The entertainment colossus, the result of a vertical merger between promoter Live Nation and ticket seller Ticketmaster, is widely loathed by music and sports fans alike. The combined company controls a large majority of the most lucrative music amphitheaters in the United States, and accounts for about 70% of all ticket sales at large venues. They also promote shows and manage artists. Customer ire at the company has steadily risen over the years, and reached new heights when its control of ticket sales for Taylor Swift’s Eras tour resulted in both an epic system meltdown and surging prices. Since then, the word “Ticketmaster” has become shorthand for how companies with monopolistic control over a market segment degrade American life.
When the Obama administration approved the merger of Live Nation and Ticketmaster in 2010, they did it with the proviso that the company could not use its size to push competitors around by methods such as not booking artists it managed in venues using rival ticket sellers. Regulators were so gung-ho on this deal, they predicted both ticket prices and service fees would fall.
This proved to be woefully naïve.
As anyone who has attended a concert or sporting event in the past decade can attest, junk fees skyrocketed. The American Economic Liberties Project (disclosure: where I am a managing editor) determined that the combination of convenience fees, processing fees, facility fees and the like could make up as much as 78% of a ticket’s cost. In other countries where venues can use multiple ticket sellers, competitive pressures result in significantly lower fees.

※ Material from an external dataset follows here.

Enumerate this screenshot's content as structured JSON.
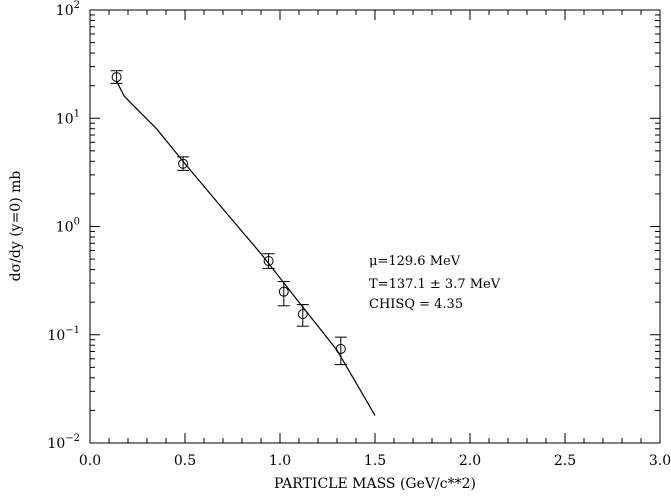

As for its behavior toward its competitors, the company acted so badly that the Trump administration — not known for regulating businesses — stepped in in 2019 to extend the consent agreement that banned the company from anti-competitive practices like withholding talent from concert venues with other ticket services.
Workaday artists have complained as well, saying the company used its size and dominance to eat into the money they earned touring. Such complaints go back decades, predating even the merger. In 1994, Pearl Jam accused Ticketmaster of pressuring promoters against booking the band after it complained about the company’s pricing.
As Jonathan Kanter, the head of the Justice Department’s anti-trust division, put it in a news release announcing the case, “The live music industry in America is broken because Live Nation-Ticketmaster has an illegal monopoly.” It’s not possible to say no to Ticketmaster, not if you want to see a live show. They’ve stuck their greedy snout in so many parts of the process, they are all but impossible to avoid. Little wonder CNBC’s Jim Cramer, hardly an avid trustbuster, said Thursday that he has long recommended the company’s stock because “it’s the best gouger in the world.” (“Alleged gouger,” he quickly added.)